Gisella non era stata mai così bella, così fiorente di salute, come dopo
quel piccolo male, che aveva messo tutti in ansietà, e non era poi che
l'effetto di un malaugurato cambiamento negli usi quotidiani della
vita.
E bellissima, e fiorentissima, la cara donna aveva bisbigliato la sera
innanzi a Maurizio:
--Domani andrò da Biancolina. È un pezzo che non vedo quella povera
gente.... e quella bella montagna.
--Ci sarò io?--aveva chiesto egli tremando.
--Con che aria me lo domandate! Rizio farà bene ad essere da per tutto,
come è nel mio cuore;--aveva ella risposto.--Tanto più, se vuol
rinunciare a quella cera di funerale, che sembra accusarmi continuamente
di crudeltà.--
Rizio si era sentito un gran rimescolo al cuore; il sangue gli era corso
veloce alle tempie; gli occhi volevano schizzargli fuori dalle orbite.
Se in quel punto lo avesse veduto il medico di San Giorgio, sicuramente
ordinava un'altra applicazione di ghiaccio. Strano dottore, che non
vedeva altro se non meningiti e vizi cardiaci!
Finalmente, ella doveva giunger lassù. Non più tormenti per lui, salvo
quello di attenderla due o tre ore sulla montagna.
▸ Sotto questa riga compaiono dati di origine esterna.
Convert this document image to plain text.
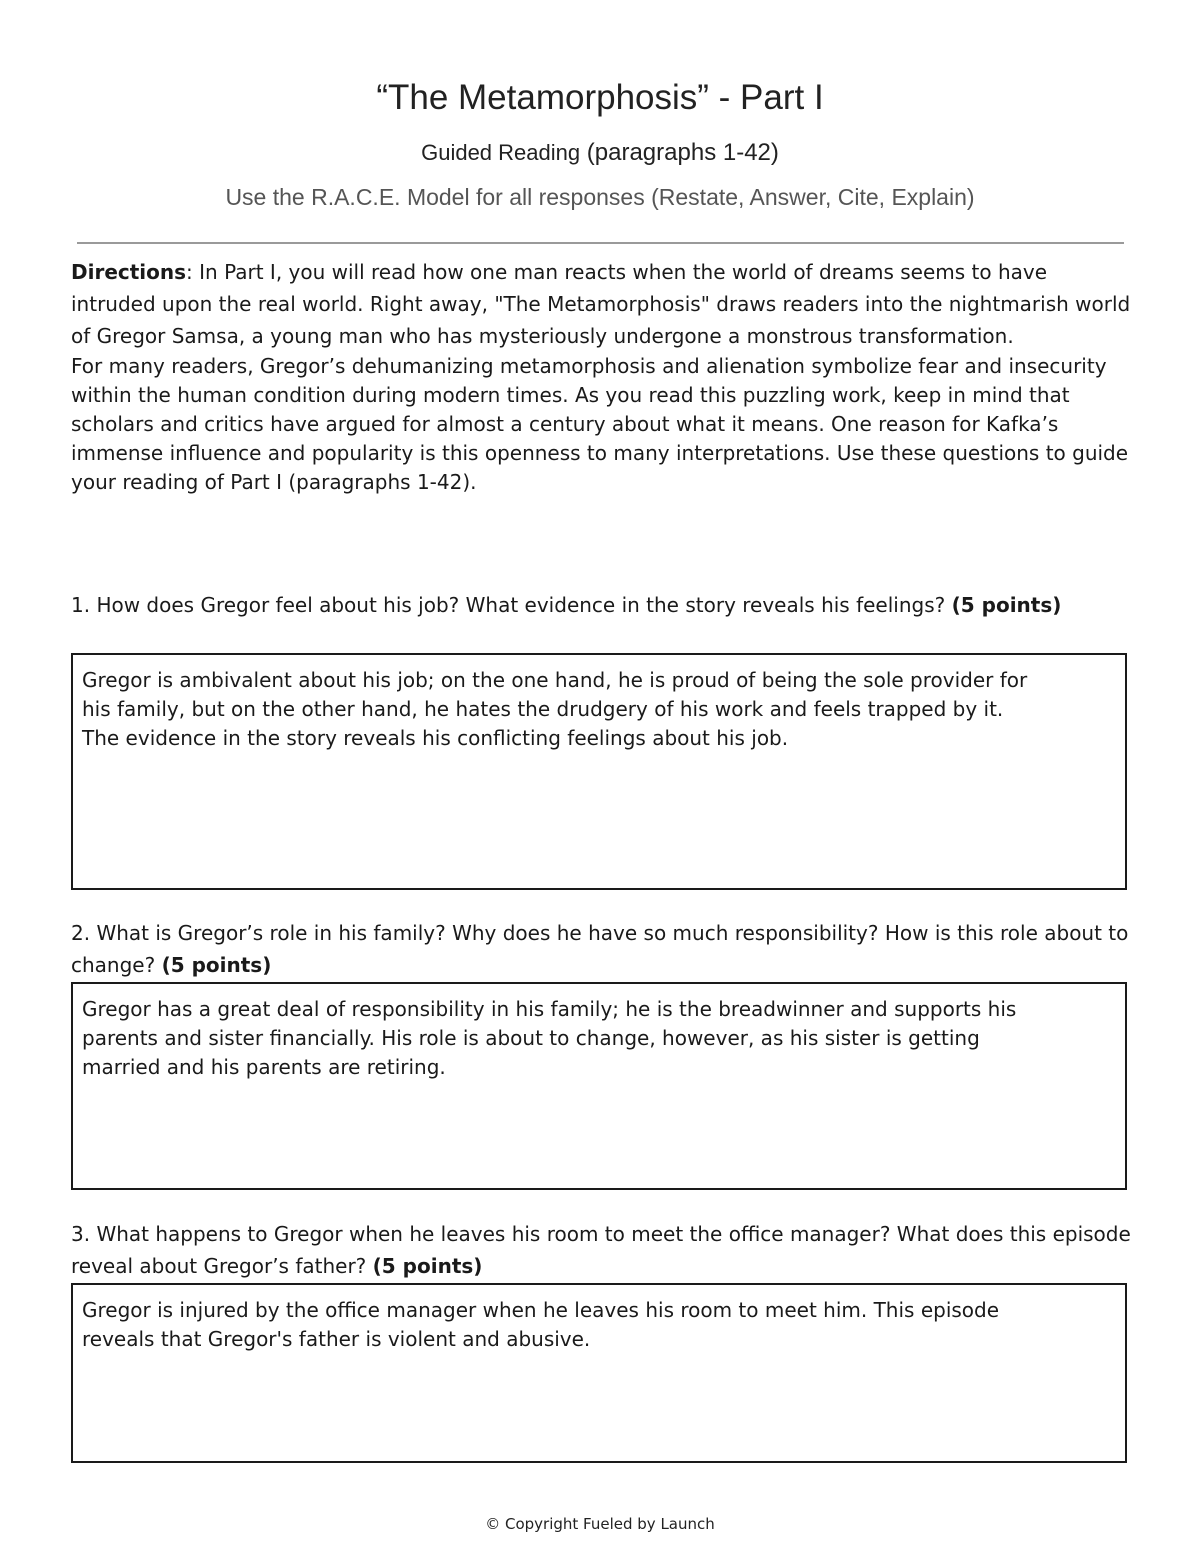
“The Metamorphosis” - Part I
Guided Reading (paragraphs 1-42)
Use the R.A.C.E. Model for all responses (Restate, Answer, Cite, Explain)
Directions: In Part I, you will read how one man reacts when the world of dreams seems to have intruded upon the real world. Right away, "The Metamorphosis" draws readers into the nightmarish world of Gregor Samsa, a young man who has mysteriously undergone a monstrous transformation.
For many readers, Gregor’s dehumanizing metamorphosis and alienation symbolize fear and insecurity within the human condition during modern times. As you read this puzzling work, keep in mind that scholars and critics have argued for almost a century about what it means. One reason for Kafka’s immense influence and popularity is this openness to many interpretations. Use these questions to guide your reading of Part I (paragraphs 1-42).

1. How does Gregor feel about his job? What evidence in the story reveals his feelings? (5 points)

Gregor is ambivalent about his job; on the one hand, he is proud of being the sole provider for his family, but on the other hand, he hates the drudgery of his work and feels trapped by it. The evidence in the story reveals his conflicting feelings about his job.

2. What is Gregor’s role in his family? Why does he have so much responsibility? How is this role about to change? (5 points)

Gregor has a great deal of responsibility in his family; he is the breadwinner and supports his parents and sister financially. His role is about to change, however, as his sister is getting married and his parents are retiring.

3. What happens to Gregor when he leaves his room to meet the office manager? What does this episode reveal about Gregor’s father? (5 points)

Gregor is injured by the office manager when he leaves his room to meet him. This episode reveals that Gregor's father is violent and abusive.
© Copyright Fueled by Launch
Tanto tempo? Ma sì:
con la solita prudenza egli aveva anticipata di tre ore la salita:
facendo il giro largo e fermandosi al bosco, aveva consumato un'ora;
lassù, poi, nel rifugio dell'Aiga era fuori d'ogni pericolo d'essere
frastornato, perfino di esser veduto. Da quella banda i Feraudi non si
mostravano mai; egli piuttosto avrebbe dovuto mostrarsi al Martinetto,
poichè laggiù, con aria di non aspettarla, doveva incontrare Gisella.
Ma a quell'incontro fortuito non voleva andare troppo prima dell'ora.